In its budget request for next fiscal year the National Police Agency's (NPA) is also seeking allocations for the installation of security cameras that will help police to identify suspicious people.

The measures follow a deadly incident in June 2018, in which an officer at Okuda Police Box in the city of Toyama on the Sea of Japan coast was stabbed and killed, allegedly by a man who then took his gun and fatally shot a school security guard.

When Shimohori Police Box, whose dilapidated building about 6 kilometers away from Okuda Police box was renovated, Toyama Prefectural Police decided to fit the police box out with the latest equipment, completing the changes in April.

Usually a police box will have a counter or a desk to be used by officers when interacting directly with people visiting the police box, but now toughened glass with a built-in sliding window has been installed over the counter at Shimohori Police Box to prevent unauthorized entry. Simple procedures such as reporting a lost item can be done through the glass.

Guard rails have additionally been installed in the area in front of the police box to stop vehicles from ramming into it. In the back, a fence measuring about 180 centimeters high and a light sensor that responds to movement have also been set up.

On Sept. 19, NPA commissioner general Shunichi Kuryu inspected the changes. "I want to introduce Toyama Prefecture Police's advanced initiative to other prefectural polices across the country," he said.

Including Shimohori Police Box, three police boxes and substations in Toyama Prefecture are set to be refitted with the new security features by the end of the fiscal year.

The NPA has also launched a model project using security cameras to identify suspicious people near police boxes.

In the past, a security camera installed at Suita Police Box in the western Japan prefecture of Osaka caught the assailant loitering near the site, but it did not stop him from entering the building in June to stab a police officer and steal his gun.

Under the new system, if the cameras identify an individual engaging in suspicious activity outside the police box, an alarm will go off inside the police box and at the police station with jurisdiction over the area. The NPA's budgetary request for the next financial year includes an allocation of approximately 280 million yen for the system. The police boxes where it will be installed will be selected in the future.

As of April 1, there were 6,253 police boxes in service nationally, and the number of police substations, where officers often end up spending the night, had risen to 6,296. Regional police officers who serve from police boxes and other places arrested 151,901 people under the Penal Code in 2018, accounting for 73.7% of all arrests.

A police official commented, "A variety of residents come to consult police and receive other services at police boxes. While taking care to maintain an even greater sense of approachability than we have up to now, we want to work toward ensuring safety."


A timeline of recent attacks on police boxes (all ages and occupations are current to the time of the incidents):

June 2018 -- A former Japan Self-Defense Forces member, 21, was charged with crimes including robbery and murder for allegedly stabbing a 46-year-old police officer to death at a police box in the city of Toyama. He was accused of stealing the officer's gun and fatally shooting a security guard, 68, at a nearby elementary school.

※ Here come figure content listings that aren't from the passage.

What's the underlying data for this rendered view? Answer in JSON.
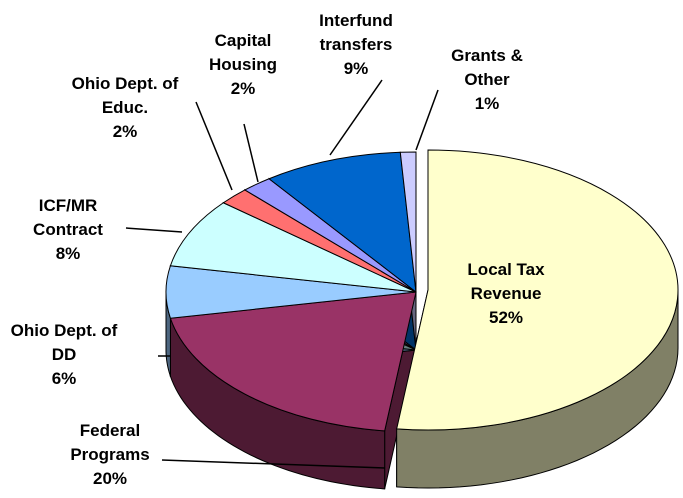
{
  "chart_data": {
    "type": "pie",
    "categories": [
      "Local Tax Revenue",
      "Federal Programs",
      "Ohio Dept. of DD",
      "ICF/MR Contract",
      "Ohio Dept. of Educ.",
      "Capital Housing",
      "Interfund transfers",
      "Grants & Other"
    ],
    "values": [
      52,
      20,
      6,
      8,
      2,
      2,
      9,
      1
    ],
    "value_labels": [
      "52%",
      "20%",
      "6%",
      "8%",
      "2%",
      "2%",
      "9%",
      "1%"
    ],
    "colors": [
      "#ffffcc",
      "#993366",
      "#99ccff",
      "#ccffff",
      "#ff7070",
      "#9999ff",
      "#0066cc",
      "#ccccff"
    ]
  }
}
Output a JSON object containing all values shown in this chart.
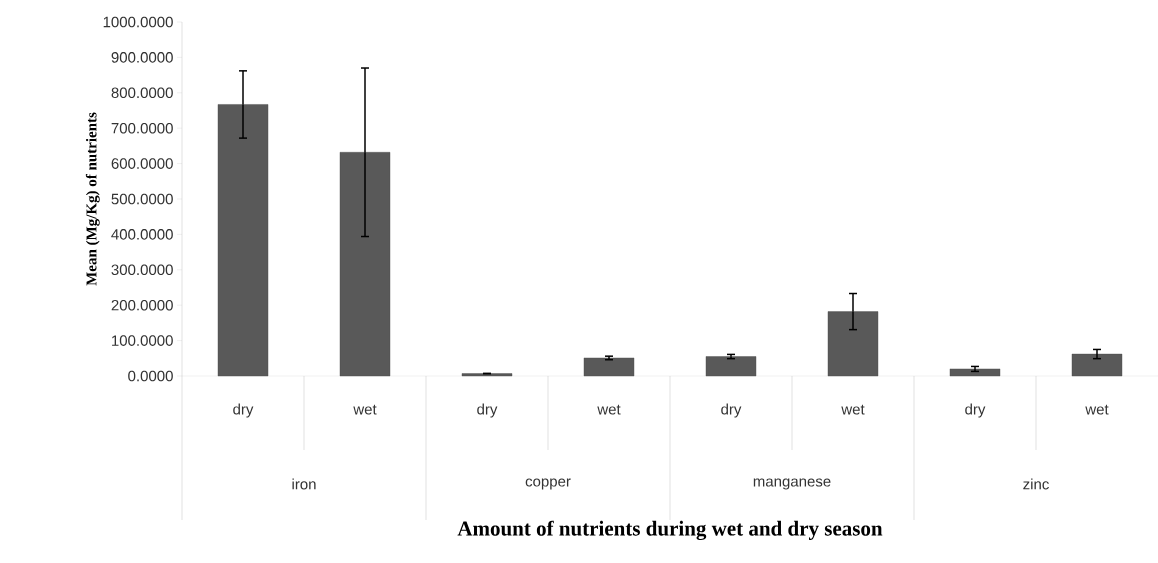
{
  "chart_data": {
    "type": "bar",
    "xlabel": "Amount of nutrients during wet and dry season",
    "ylabel": "Mean (Mg/Kg) of nutrients",
    "categories": [
      "dry",
      "wet",
      "dry",
      "wet",
      "dry",
      "wet",
      "dry",
      "wet"
    ],
    "annotations": [
      "iron",
      "copper",
      "manganese",
      "zinc"
    ],
    "values": [
      767,
      632,
      7,
      51,
      55,
      182,
      20,
      62
    ],
    "errors": [
      95,
      238,
      null,
      5,
      6,
      51,
      7,
      13
    ],
    "color": "#595959",
    "ylim": [
      0,
      1000
    ],
    "yticks": [
      {
        "value": 0,
        "label": "0.0000"
      },
      {
        "value": 100,
        "label": "100.0000"
      },
      {
        "value": 200,
        "label": "200.0000"
      },
      {
        "value": 300,
        "label": "300.0000"
      },
      {
        "value": 400,
        "label": "400.0000"
      },
      {
        "value": 500,
        "label": "500.0000"
      },
      {
        "value": 600,
        "label": "600.0000"
      },
      {
        "value": 700,
        "label": "700.0000"
      },
      {
        "value": 800,
        "label": "800.0000"
      },
      {
        "value": 900,
        "label": "900.0000"
      },
      {
        "value": 1000,
        "label": "1000.0000"
      }
    ]
  }
}
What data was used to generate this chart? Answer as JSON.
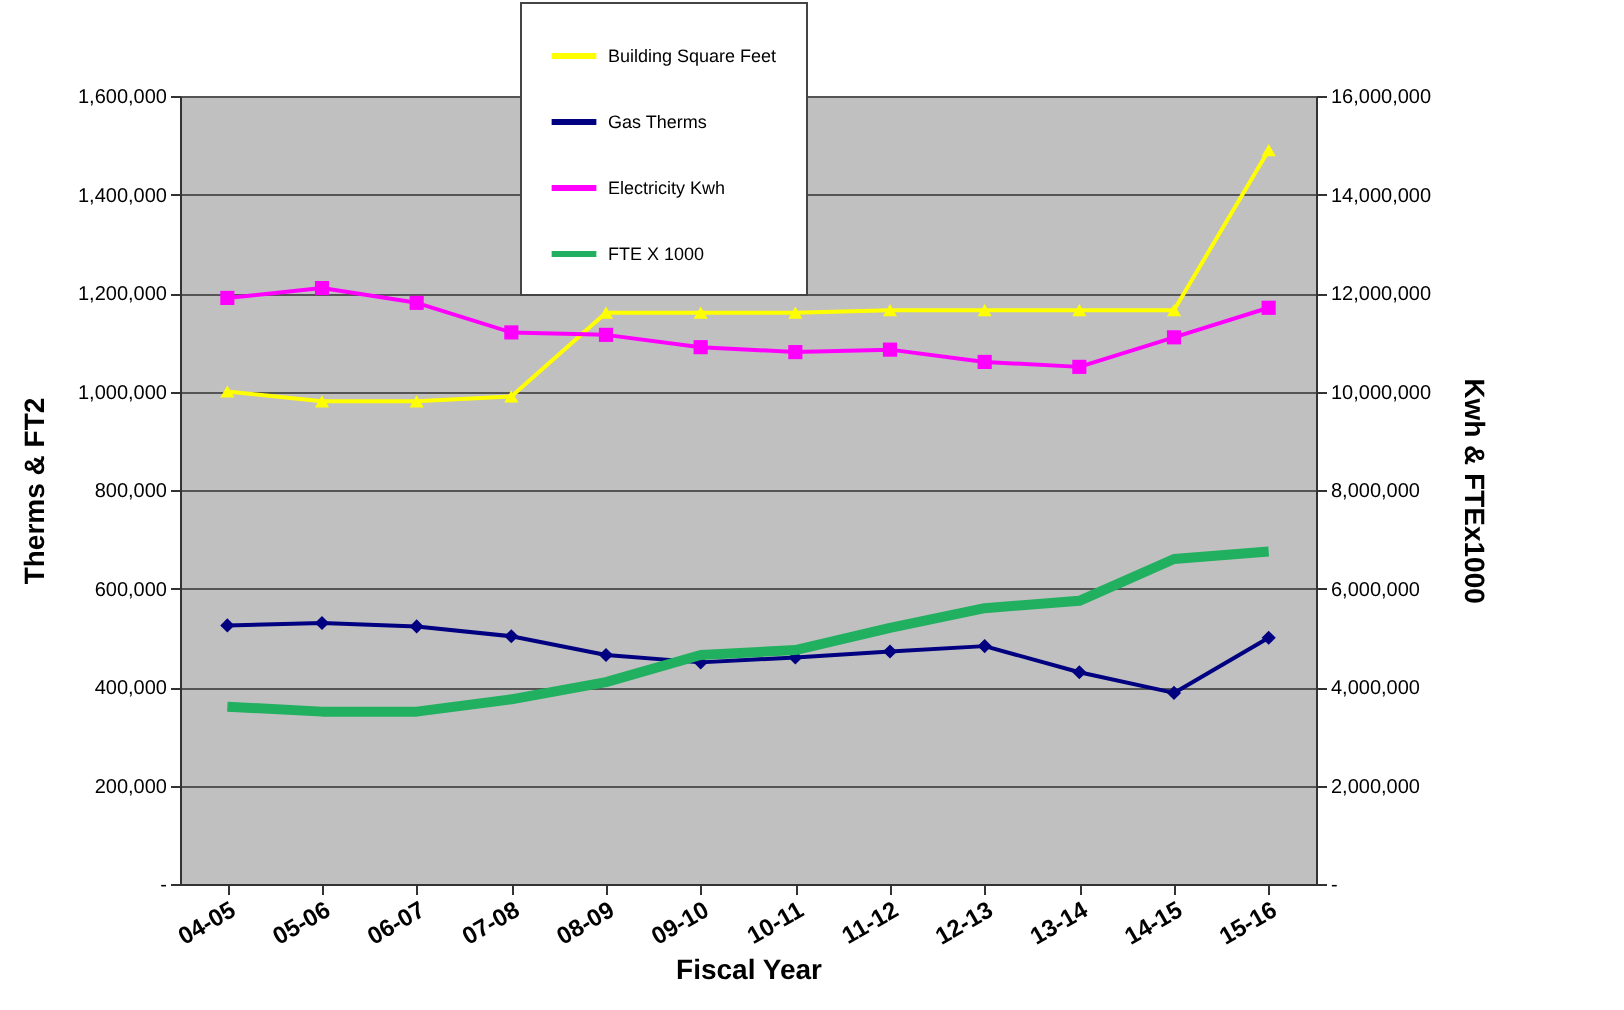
{
  "chart_data": {
    "type": "line",
    "categories": [
      "04-05",
      "05-06",
      "06-07",
      "07-08",
      "08-09",
      "09-10",
      "10-11",
      "11-12",
      "12-13",
      "13-14",
      "14-15",
      "15-16"
    ],
    "xlabel": "Fiscal Year",
    "ylabel": "Therms & FT2",
    "y2label": "Kwh & FTEx1000",
    "series": [
      {
        "name": "Building Square Feet",
        "color": "#ffff00",
        "marker": "triangle",
        "values": [
          1000000,
          980000,
          980000,
          990000,
          1160000,
          1160000,
          1160000,
          1165000,
          1165000,
          1165000,
          1165000,
          1490000
        ]
      },
      {
        "name": "Gas Therms",
        "color": "#000080",
        "marker": "diamond",
        "values": [
          525000,
          530000,
          523000,
          503000,
          465000,
          450000,
          460000,
          472000,
          483000,
          430000,
          388000,
          500000
        ]
      },
      {
        "name": "Electricity Kwh",
        "color": "#ff00ff",
        "marker": "square",
        "axis": "y2",
        "values": [
          11900000,
          12100000,
          11800000,
          11200000,
          11150000,
          10900000,
          10800000,
          10850000,
          10600000,
          10500000,
          11100000,
          11700000
        ]
      },
      {
        "name": "FTE X 1000",
        "color": "#20b060",
        "marker": "none",
        "axis": "y2",
        "values": [
          3600000,
          3500000,
          3500000,
          3750000,
          4100000,
          4650000,
          4750000,
          5200000,
          5600000,
          5750000,
          6600000,
          6750000
        ]
      }
    ],
    "ylim": [
      0,
      1600000
    ],
    "yticks": [
      {
        "value": 0,
        "label": "-"
      },
      {
        "value": 200000,
        "label": "200,000"
      },
      {
        "value": 400000,
        "label": "400,000"
      },
      {
        "value": 600000,
        "label": "600,000"
      },
      {
        "value": 800000,
        "label": "800,000"
      },
      {
        "value": 1000000,
        "label": "1,000,000"
      },
      {
        "value": 1200000,
        "label": "1,200,000"
      },
      {
        "value": 1400000,
        "label": "1,400,000"
      },
      {
        "value": 1600000,
        "label": "1,600,000"
      }
    ],
    "y2lim": [
      0,
      16000000
    ],
    "y2ticks": [
      {
        "value": 0,
        "label": "-"
      },
      {
        "value": 2000000,
        "label": "2,000,000"
      },
      {
        "value": 4000000,
        "label": "4,000,000"
      },
      {
        "value": 6000000,
        "label": "6,000,000"
      },
      {
        "value": 8000000,
        "label": "8,000,000"
      },
      {
        "value": 10000000,
        "label": "10,000,000"
      },
      {
        "value": 12000000,
        "label": "12,000,000"
      },
      {
        "value": 14000000,
        "label": "14,000,000"
      },
      {
        "value": 16000000,
        "label": "16,000,000"
      }
    ],
    "grid": "y",
    "legend": "top",
    "line_style": "solid"
  }
}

September 2018 -- A senior police officer, 33, was fatally stabbed at a police box in Sendai, Miyagi Prefecture, in northeastern Japan. The 21-year-old university student accused of the attack claimed he had picked up some money. The student was shot and killed by another police officer on duty.

January 2019 -- A 22-year-old university student wielding weapons including a hammer allegedly attacked a 30-year-old senior police officer stationed at a police substation in the city of Toyama. The officer's wounds took about two weeks to heal, and the student was charged with crimes including robbery and attempted murder.

June 2019 -- A man, 33, allegedly used a kitchen knife to stab a senior police officer, 26, outside a police box in Suita, Osaka Prefecture, western Japan. The suspect is said to have fled after stealing his gun, and was arrested the next day on suspicion of attempted murder and robbery.